United States Corporate/Commercial Law

SEC Chair Gary Gensler instructed staff to seek certain disclosures from China-based operating companies and offshore issuers associated with such companies.

In a public statement, Mr. Gensler explained that the government of the People's Republic of China recently provided "new guidance to and placed restrictions on China-based companies raising capital offshore." He noted that this is relevant to U.S. investors because many China-based operating companies circumvent restrictions on foreign investments by using Variable Interest Entities ("VIEs"), which are offshore shell companies that issue stock to public shareholders. He stated that "this arrangement creates 'exposure' to the China-based operating company, though only through a series of service contracts and other contracts."

Mr. Gensler expressed concern that U.S. investors may not realize that they hold stock in a shell company rather than a China-based operating company.
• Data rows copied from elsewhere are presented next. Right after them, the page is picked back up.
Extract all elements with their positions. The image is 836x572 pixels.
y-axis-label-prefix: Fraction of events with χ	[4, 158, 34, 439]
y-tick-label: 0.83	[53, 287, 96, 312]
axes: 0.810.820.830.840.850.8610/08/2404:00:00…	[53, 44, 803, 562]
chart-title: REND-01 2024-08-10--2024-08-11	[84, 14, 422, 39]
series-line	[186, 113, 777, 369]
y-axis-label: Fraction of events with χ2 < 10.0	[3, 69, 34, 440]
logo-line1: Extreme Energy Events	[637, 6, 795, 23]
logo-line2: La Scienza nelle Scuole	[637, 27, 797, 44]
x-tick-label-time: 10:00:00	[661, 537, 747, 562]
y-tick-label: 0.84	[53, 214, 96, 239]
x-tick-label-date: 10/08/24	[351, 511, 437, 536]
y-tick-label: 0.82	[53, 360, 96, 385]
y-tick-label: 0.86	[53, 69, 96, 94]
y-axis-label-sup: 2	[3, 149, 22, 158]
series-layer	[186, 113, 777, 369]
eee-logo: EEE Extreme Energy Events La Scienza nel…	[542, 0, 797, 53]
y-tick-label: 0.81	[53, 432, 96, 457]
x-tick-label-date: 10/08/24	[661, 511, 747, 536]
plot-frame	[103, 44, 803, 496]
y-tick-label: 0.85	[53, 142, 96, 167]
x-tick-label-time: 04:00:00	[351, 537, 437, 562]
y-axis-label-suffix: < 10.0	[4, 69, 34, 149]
He asked staff to ensure that such issuers "prominently and clearly" disclose:

  • that investors are buying shares of a shell company issuer (and, accordingly, to ensure that the issuer "clearly distinguish" between the description of the shell company and the China-based operating company);
  • that investors face uncertainty because the government of China may take actions that significantly affect the operating company; and
  • the financial relationship between the VIE and the issuer.

Additionally, Mr. Gensler asked staff to ensure that China-based operating companies seeking to register with the SEC directly or through a shell company disclose:

  • whether Chinese authorities gave approval to the operating company and issuer to be listed on a U.S. exchange, the likelihood that an approval could be denied or rescinded, and the duty to disclose if approval was rescinded; and
  • that the operating company may be delisted in the future if the Public Company Accounting Oversight Board is unable to inspect the firm within three years, pursuant to the Holding Foreign Companies Accountable Act.

The content of this article is intended to provide a general guide to the subject matter. Specialist advice should be sought about your specific circumstances.